Smarriti nella moderna Little Italy

Data di pubblicazione su web 05/10/2010
Il portaborse

È in uscita per le edizioni Rubbettino, in collaborazione con il Tuscia Film Fest, il volume Il Portaborse. Vent’anni dopo. Pubblichiamo l’introduzione di Italo Moscati, curatore del libro. Il film, diretto da Daniele Luchetti, prodotto e interpretato da Nanni Moretti, è stato a suo tempo un grande successo, viene considerato un punto di svolta nella commedia all’italiana, una novità assoluta rispetto al cinema che cerca di interpretare e rappresentare la nostra società alla vigilia di Mani Pulite; suscitò molte e roventi polemiche non dimenticate. Il libro ospita i contributi del regista, degli sceneggiatori Stefano Rulli e Sandro Petraglia, della prima coppia di sceneggiatori Franco Bernini e Angelo Pasquini, dei critici e storici Luca Pallanch e Domenico Monetti, del co-produttore Angelo Barbagallo.

 

Ho rivisto con attenzione Il portaborse di Daniele Luchetti (certi dizionari lo datano 1990, altri 1991). Sono passati vent’anni dalla prima proiezione a cui ho assistito, rigorosamente in sala, nella sala buia, come mi piace sempre fare con i film. Questa volta, la seconda volta, l’ho visto sul computer a casa, un bel computer con lo schermo grande. Siccome ho imparato a fuggire dall’“effetto finestra” che il computer, e lo schermo delle televisioni, tendono a creare per troppa confidenza con chi guarda, ho seguito un mio metodo che offro al giudizio di che legge.
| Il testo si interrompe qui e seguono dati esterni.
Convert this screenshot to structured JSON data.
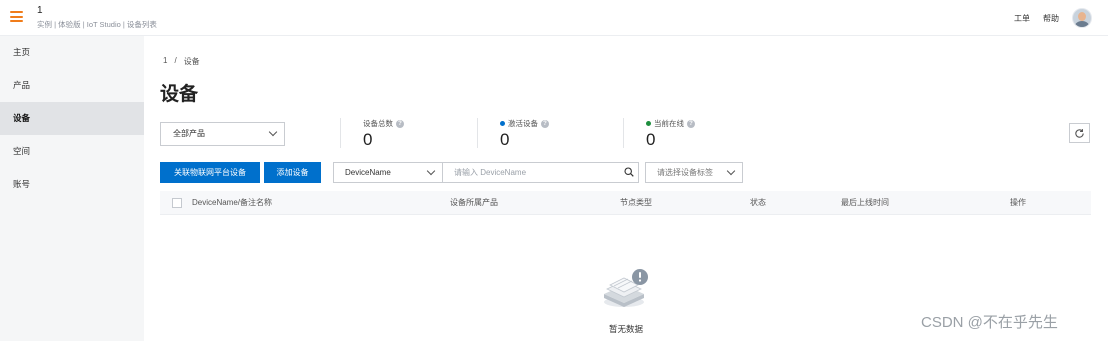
{
  "header": {
    "app_title": "1",
    "subtitle": "实例 | 体验版 | IoT Studio | 设备列表",
    "links": {
      "ticket": "工单",
      "help": "帮助"
    }
  },
  "sidebar": {
    "items": [
      {
        "label": "主页"
      },
      {
        "label": "产品"
      },
      {
        "label": "设备",
        "active": true
      },
      {
        "label": "空间"
      },
      {
        "label": "账号"
      }
    ]
  },
  "main": {
    "breadcrumb": {
      "root": "1",
      "separator": "/",
      "current": "设备"
    },
    "page_title": "设备",
    "product_filter": {
      "selected": "全部产品"
    },
    "stats": {
      "total": {
        "label": "设备总数",
        "value": "0"
      },
      "activated": {
        "label": "激活设备",
        "value": "0",
        "color": "#0070cc"
      },
      "online": {
        "label": "当前在线",
        "value": "0",
        "color": "#1e8e3e"
      }
    },
    "toolbar": {
      "associate_button": "关联物联网平台设备",
      "add_button": "添加设备",
      "field_select": "DeviceName",
      "search_placeholder": "请输入 DeviceName",
      "tag_select_placeholder": "请选择设备标签"
    },
    "table": {
      "columns": [
        "DeviceName/备注名称",
        "设备所属产品",
        "节点类型",
        "状态",
        "最后上线时间",
        "操作"
      ]
    },
    "empty_state": {
      "text": "暂无数据"
    }
  },
  "watermark": "CSDN @不在乎先生",
  "colors": {
    "accent": "#0070cc",
    "menu_icon": "#f07c1a",
    "online": "#1e8e3e"
  }
}
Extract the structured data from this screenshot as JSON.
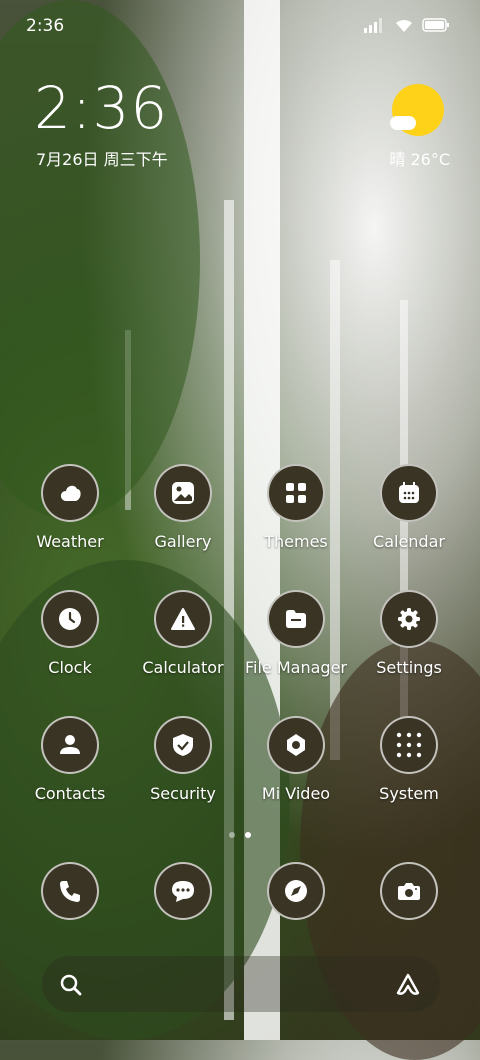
{
  "status_bar": {
    "time": "2:36"
  },
  "widget": {
    "clock": "2:36",
    "date": "7月26日 周三下午",
    "weather": "晴 26°C"
  },
  "apps": [
    {
      "label": "Weather",
      "icon": "weather-icon"
    },
    {
      "label": "Gallery",
      "icon": "gallery-icon"
    },
    {
      "label": "Themes",
      "icon": "themes-icon"
    },
    {
      "label": "Calendar",
      "icon": "calendar-icon"
    },
    {
      "label": "Clock",
      "icon": "clock-icon"
    },
    {
      "label": "Calculator",
      "icon": "calculator-icon"
    },
    {
      "label": "File Manager",
      "icon": "file-manager-icon"
    },
    {
      "label": "Settings",
      "icon": "settings-icon"
    },
    {
      "label": "Contacts",
      "icon": "contacts-icon"
    },
    {
      "label": "Security",
      "icon": "security-icon"
    },
    {
      "label": "Mi Video",
      "icon": "mi-video-icon"
    },
    {
      "label": "System",
      "icon": "system-folder-icon"
    }
  ],
  "dock": [
    {
      "icon": "phone-icon"
    },
    {
      "icon": "messages-icon"
    },
    {
      "icon": "browser-compass-icon"
    },
    {
      "icon": "camera-icon"
    }
  ],
  "colors": {
    "icon_bg": "#3a3424",
    "sun": "#ffd21a"
  }
}
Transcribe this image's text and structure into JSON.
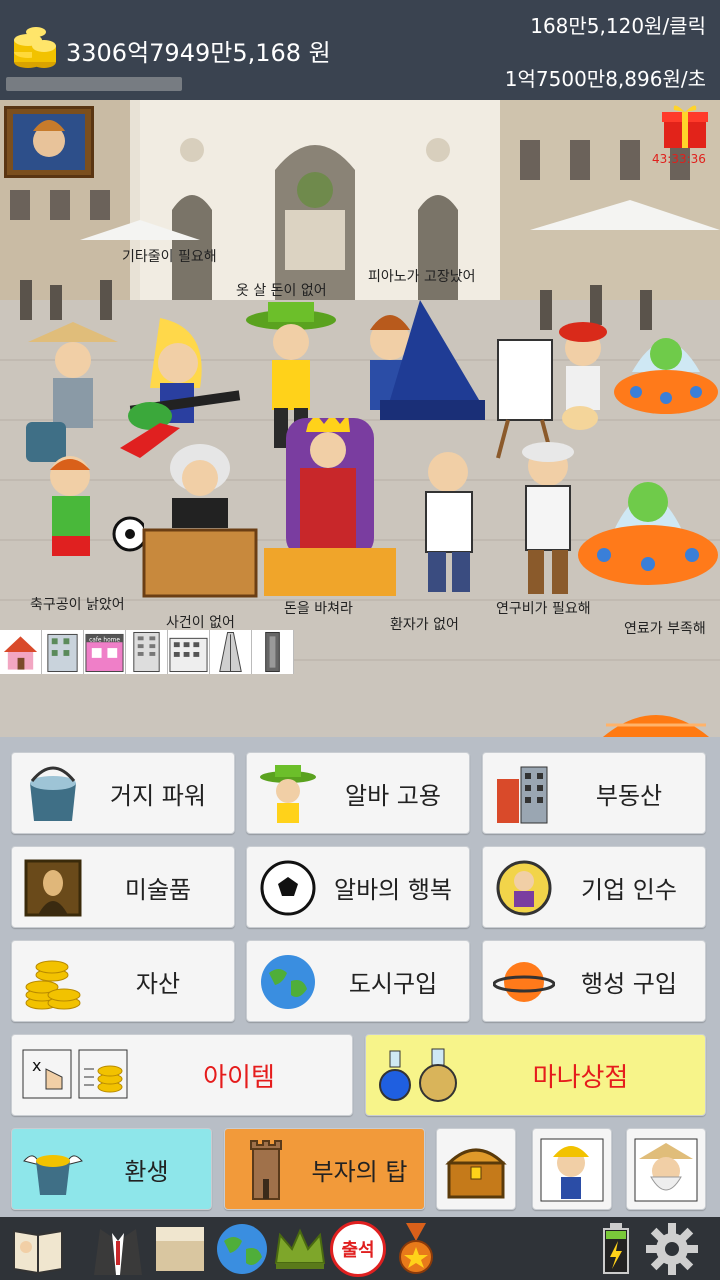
{
  "header": {
    "money_total": "3306억7949만5,168 원",
    "per_click": "168만5,120원/클릭",
    "per_second": "1억7500만8,896원/초",
    "progress": 0.0
  },
  "scene": {
    "gift_timer": "43:33:36",
    "labels": {
      "guitar": "기타줄이 필요해",
      "clothes": "옷 살 돈이 없어",
      "piano": "피아노가 고장났어",
      "soccer": "축구공이 낡았어",
      "case": "사건이 없어",
      "money": "돈을 바쳐라",
      "patient": "환자가 없어",
      "research": "연구비가 필요해",
      "fuel": "연료가 부족해"
    },
    "buildings_bar": [
      "house",
      "apartment",
      "cafe",
      "building",
      "office",
      "skyscraper",
      "tower"
    ],
    "cafe_text": "cafe home"
  },
  "menu": {
    "beggar_power": "거지 파워",
    "hire_alba": "알바 고용",
    "real_estate": "부동산",
    "art": "미술품",
    "alba_happiness": "알바의 행복",
    "acquisition": "기업 인수",
    "assets": "자산",
    "buy_city": "도시구입",
    "buy_planet": "행성 구입",
    "items": "아이템",
    "mana_shop": "마나상점",
    "rebirth": "환생",
    "rich_tower": "부자의 탑"
  },
  "bottom": {
    "attendance": "출석"
  },
  "colors": {
    "header_bg": "#3a4350",
    "panel_bg": "#b8bec6",
    "item_red": "#e51c1c",
    "mana_bg": "#f7f48a",
    "rebirth_bg": "#8ee6ea",
    "tower_bg": "#f29a3a",
    "timer_red": "#e0201c"
  }
}
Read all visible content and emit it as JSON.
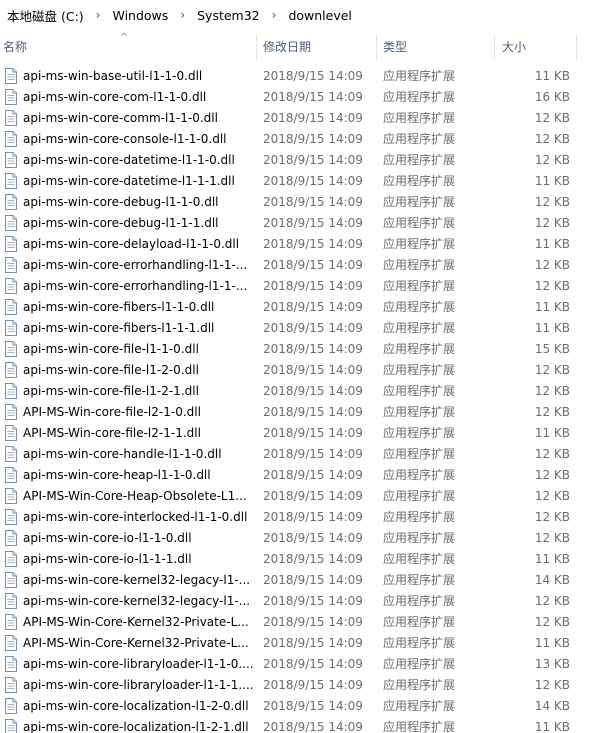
{
  "breadcrumb": {
    "items": [
      "本地磁盘 (C:)",
      "Windows",
      "System32",
      "downlevel"
    ],
    "separator": "›"
  },
  "columns": {
    "name": "名称",
    "date": "修改日期",
    "type": "类型",
    "size": "大小",
    "sort_indicator": "^"
  },
  "files": [
    {
      "name": "api-ms-win-base-util-l1-1-0.dll",
      "date": "2018/9/15 14:09",
      "type": "应用程序扩展",
      "size": "11 KB"
    },
    {
      "name": "api-ms-win-core-com-l1-1-0.dll",
      "date": "2018/9/15 14:09",
      "type": "应用程序扩展",
      "size": "16 KB"
    },
    {
      "name": "api-ms-win-core-comm-l1-1-0.dll",
      "date": "2018/9/15 14:09",
      "type": "应用程序扩展",
      "size": "12 KB"
    },
    {
      "name": "api-ms-win-core-console-l1-1-0.dll",
      "date": "2018/9/15 14:09",
      "type": "应用程序扩展",
      "size": "12 KB"
    },
    {
      "name": "api-ms-win-core-datetime-l1-1-0.dll",
      "date": "2018/9/15 14:09",
      "type": "应用程序扩展",
      "size": "12 KB"
    },
    {
      "name": "api-ms-win-core-datetime-l1-1-1.dll",
      "date": "2018/9/15 14:09",
      "type": "应用程序扩展",
      "size": "11 KB"
    },
    {
      "name": "api-ms-win-core-debug-l1-1-0.dll",
      "date": "2018/9/15 14:09",
      "type": "应用程序扩展",
      "size": "12 KB"
    },
    {
      "name": "api-ms-win-core-debug-l1-1-1.dll",
      "date": "2018/9/15 14:09",
      "type": "应用程序扩展",
      "size": "12 KB"
    },
    {
      "name": "api-ms-win-core-delayload-l1-1-0.dll",
      "date": "2018/9/15 14:09",
      "type": "应用程序扩展",
      "size": "11 KB"
    },
    {
      "name": "api-ms-win-core-errorhandling-l1-1-...",
      "date": "2018/9/15 14:09",
      "type": "应用程序扩展",
      "size": "12 KB"
    },
    {
      "name": "api-ms-win-core-errorhandling-l1-1-...",
      "date": "2018/9/15 14:09",
      "type": "应用程序扩展",
      "size": "12 KB"
    },
    {
      "name": "api-ms-win-core-fibers-l1-1-0.dll",
      "date": "2018/9/15 14:09",
      "type": "应用程序扩展",
      "size": "11 KB"
    },
    {
      "name": "api-ms-win-core-fibers-l1-1-1.dll",
      "date": "2018/9/15 14:09",
      "type": "应用程序扩展",
      "size": "11 KB"
    },
    {
      "name": "api-ms-win-core-file-l1-1-0.dll",
      "date": "2018/9/15 14:09",
      "type": "应用程序扩展",
      "size": "15 KB"
    },
    {
      "name": "api-ms-win-core-file-l1-2-0.dll",
      "date": "2018/9/15 14:09",
      "type": "应用程序扩展",
      "size": "12 KB"
    },
    {
      "name": "api-ms-win-core-file-l1-2-1.dll",
      "date": "2018/9/15 14:09",
      "type": "应用程序扩展",
      "size": "12 KB"
    },
    {
      "name": "API-MS-Win-core-file-l2-1-0.dll",
      "date": "2018/9/15 14:09",
      "type": "应用程序扩展",
      "size": "12 KB"
    },
    {
      "name": "API-MS-Win-core-file-l2-1-1.dll",
      "date": "2018/9/15 14:09",
      "type": "应用程序扩展",
      "size": "11 KB"
    },
    {
      "name": "api-ms-win-core-handle-l1-1-0.dll",
      "date": "2018/9/15 14:09",
      "type": "应用程序扩展",
      "size": "12 KB"
    },
    {
      "name": "api-ms-win-core-heap-l1-1-0.dll",
      "date": "2018/9/15 14:09",
      "type": "应用程序扩展",
      "size": "12 KB"
    },
    {
      "name": "API-MS-Win-Core-Heap-Obsolete-L1...",
      "date": "2018/9/15 14:09",
      "type": "应用程序扩展",
      "size": "12 KB"
    },
    {
      "name": "api-ms-win-core-interlocked-l1-1-0.dll",
      "date": "2018/9/15 14:09",
      "type": "应用程序扩展",
      "size": "12 KB"
    },
    {
      "name": "api-ms-win-core-io-l1-1-0.dll",
      "date": "2018/9/15 14:09",
      "type": "应用程序扩展",
      "size": "12 KB"
    },
    {
      "name": "api-ms-win-core-io-l1-1-1.dll",
      "date": "2018/9/15 14:09",
      "type": "应用程序扩展",
      "size": "11 KB"
    },
    {
      "name": "api-ms-win-core-kernel32-legacy-l1-...",
      "date": "2018/9/15 14:09",
      "type": "应用程序扩展",
      "size": "14 KB"
    },
    {
      "name": "api-ms-win-core-kernel32-legacy-l1-...",
      "date": "2018/9/15 14:09",
      "type": "应用程序扩展",
      "size": "12 KB"
    },
    {
      "name": "API-MS-Win-Core-Kernel32-Private-L...",
      "date": "2018/9/15 14:09",
      "type": "应用程序扩展",
      "size": "12 KB"
    },
    {
      "name": "API-MS-Win-Core-Kernel32-Private-L...",
      "date": "2018/9/15 14:09",
      "type": "应用程序扩展",
      "size": "11 KB"
    },
    {
      "name": "api-ms-win-core-libraryloader-l1-1-0....",
      "date": "2018/9/15 14:09",
      "type": "应用程序扩展",
      "size": "13 KB"
    },
    {
      "name": "api-ms-win-core-libraryloader-l1-1-1....",
      "date": "2018/9/15 14:09",
      "type": "应用程序扩展",
      "size": "12 KB"
    },
    {
      "name": "api-ms-win-core-localization-l1-2-0.dll",
      "date": "2018/9/15 14:09",
      "type": "应用程序扩展",
      "size": "14 KB"
    },
    {
      "name": "api-ms-win-core-localization-l1-2-1.dll",
      "date": "2018/9/15 14:09",
      "type": "应用程序扩展",
      "size": "11 KB"
    }
  ]
}
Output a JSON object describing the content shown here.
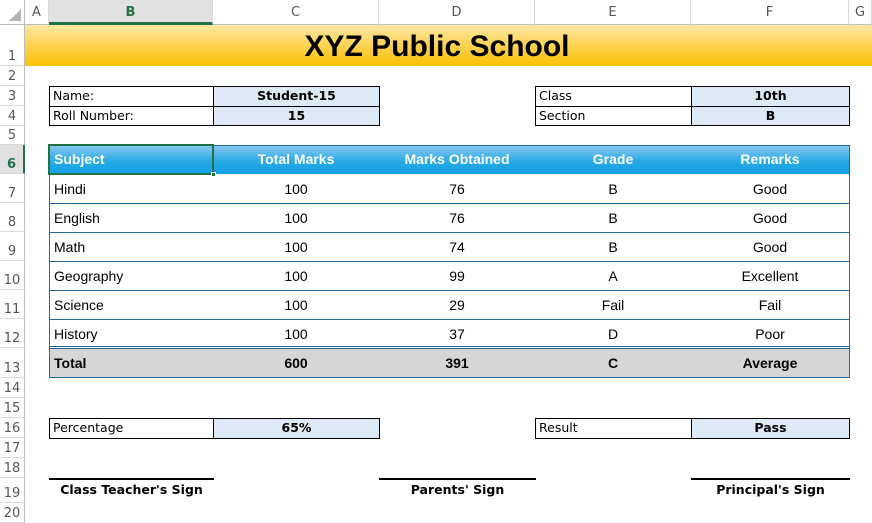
{
  "spreadsheet": {
    "columns": [
      "A",
      "B",
      "C",
      "D",
      "E",
      "F",
      "G"
    ],
    "selected_column": "B",
    "rows": [
      "1",
      "2",
      "3",
      "4",
      "5",
      "6",
      "7",
      "8",
      "9",
      "10",
      "11",
      "12",
      "13",
      "14",
      "15",
      "16",
      "17",
      "18",
      "19",
      "20"
    ],
    "selected_row": "6",
    "selected_cell": "B6"
  },
  "title": "XYZ Public School",
  "student_info": {
    "name_label": "Name:",
    "name_value": "Student-15",
    "roll_label": "Roll Number:",
    "roll_value": "15",
    "class_label": "Class",
    "class_value": "10th",
    "section_label": "Section",
    "section_value": "B"
  },
  "marks_table": {
    "headers": [
      "Subject",
      "Total Marks",
      "Marks Obtained",
      "Grade",
      "Remarks"
    ],
    "rows": [
      {
        "subject": "Hindi",
        "total": "100",
        "obtained": "76",
        "grade": "B",
        "remarks": "Good"
      },
      {
        "subject": "English",
        "total": "100",
        "obtained": "76",
        "grade": "B",
        "remarks": "Good"
      },
      {
        "subject": "Math",
        "total": "100",
        "obtained": "74",
        "grade": "B",
        "remarks": "Good"
      },
      {
        "subject": "Geography",
        "total": "100",
        "obtained": "99",
        "grade": "A",
        "remarks": "Excellent"
      },
      {
        "subject": "Science",
        "total": "100",
        "obtained": "29",
        "grade": "Fail",
        "remarks": "Fail"
      },
      {
        "subject": "History",
        "total": "100",
        "obtained": "37",
        "grade": "D",
        "remarks": "Poor"
      }
    ],
    "total": {
      "subject": "Total",
      "total": "600",
      "obtained": "391",
      "grade": "C",
      "remarks": "Average"
    }
  },
  "summary": {
    "percentage_label": "Percentage",
    "percentage_value": "65%",
    "result_label": "Result",
    "result_value": "Pass"
  },
  "signatures": {
    "teacher": "Class Teacher's Sign",
    "parents": "Parents' Sign",
    "principal": "Principal's Sign"
  },
  "colors": {
    "title_band": "#fcc200",
    "table_header": "#29aae6",
    "value_cell": "#dde9f5",
    "total_row": "#d6d6d6",
    "selection": "#217346"
  }
}
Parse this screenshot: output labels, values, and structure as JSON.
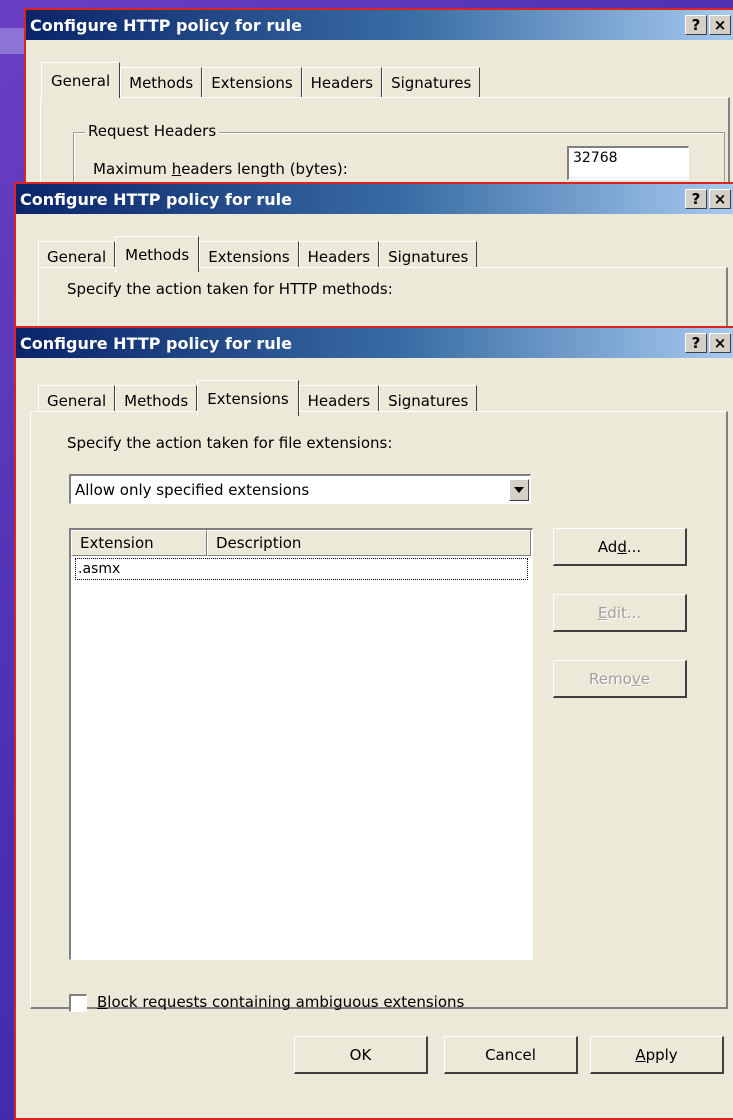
{
  "dialog1": {
    "title": "Configure HTTP policy for rule",
    "help": "?",
    "close": "×",
    "tabs": [
      "General",
      "Methods",
      "Extensions",
      "Headers",
      "Signatures"
    ],
    "active_tab": "General",
    "group_label": "Request Headers",
    "max_headers_label_pre": "Maximum ",
    "max_headers_label_ul": "h",
    "max_headers_label_post": "eaders length (bytes):",
    "max_headers_value": "32768"
  },
  "dialog2": {
    "title": "Configure HTTP policy for rule",
    "help": "?",
    "close": "×",
    "tabs": [
      "General",
      "Methods",
      "Extensions",
      "Headers",
      "Signatures"
    ],
    "active_tab": "Methods",
    "instruction": "Specify the action taken for HTTP methods:"
  },
  "dialog3": {
    "title": "Configure HTTP policy for rule",
    "help": "?",
    "close": "×",
    "tabs": [
      "General",
      "Methods",
      "Extensions",
      "Headers",
      "Signatures"
    ],
    "active_tab": "Extensions",
    "instruction": "Specify the action taken for file extensions:",
    "mode_select": "Allow only specified extensions",
    "columns": [
      "Extension",
      "Description"
    ],
    "rows": [
      ".asmx"
    ],
    "add_pre": "Ad",
    "add_ul": "d",
    "add_post": "...",
    "edit_ul": "E",
    "edit_post": "dit...",
    "remove_pre": "Remo",
    "remove_ul": "v",
    "remove_post": "e",
    "ambiguous_ul": "B",
    "ambiguous_post": "lock requests containing ambiguous extensions",
    "ok": "OK",
    "cancel": "Cancel",
    "apply_ul": "A",
    "apply_post": "pply"
  }
}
Ho riguardato Il portaborse, che mi piace, e che non ho intenzione di celebrare ma di capire meglio, alla luce del cinema. Ne vorrei parlare, come introduzione a questo libro, preoccupandomi di tenere il film di Luchetti, prodotto dalla Sacher Film di Nanni Moretti e di Angelo Barbagallo, rifiutato dalla Rai (sia pure quella delle terza rete diretta da Angelo Guglielmi), al riparo delle contaminazioni, chiamiamole così, delle televisioni. Contaminazioni che nel momento in cui scrivo sembrano avere raggiunto livelli di micidiale tossicità. Ma qualche riferimento, più avanti, lo dovrò pur fare, se non altro per non chiudere gli occhi sulla storia del nostro paese, regno della comunicazione fondata sull’apparenza e della politica come colla vischiosa di un paese che non cambia, nonostante le bufere giudiziarie e le risse che ne conseguono.

 

Dunque. Vedo Il portaborse e a poco a poco, e tuttavia abbastanza presto, il personaggio che dà nome al film mi ricorda qualcuno. Non ho bisogno di rovistare troppo nella memoria. Silvio Orlando, il protagonista, non scolerà mai nel film e nella vita gli spaghetti con una racchetta da tennis, e forse non solo perché è nato a Napoli, e in questa pellicola vive su una splendida costiera campana, grande scenario di struggente natura e di altrettanto struggente decadenza.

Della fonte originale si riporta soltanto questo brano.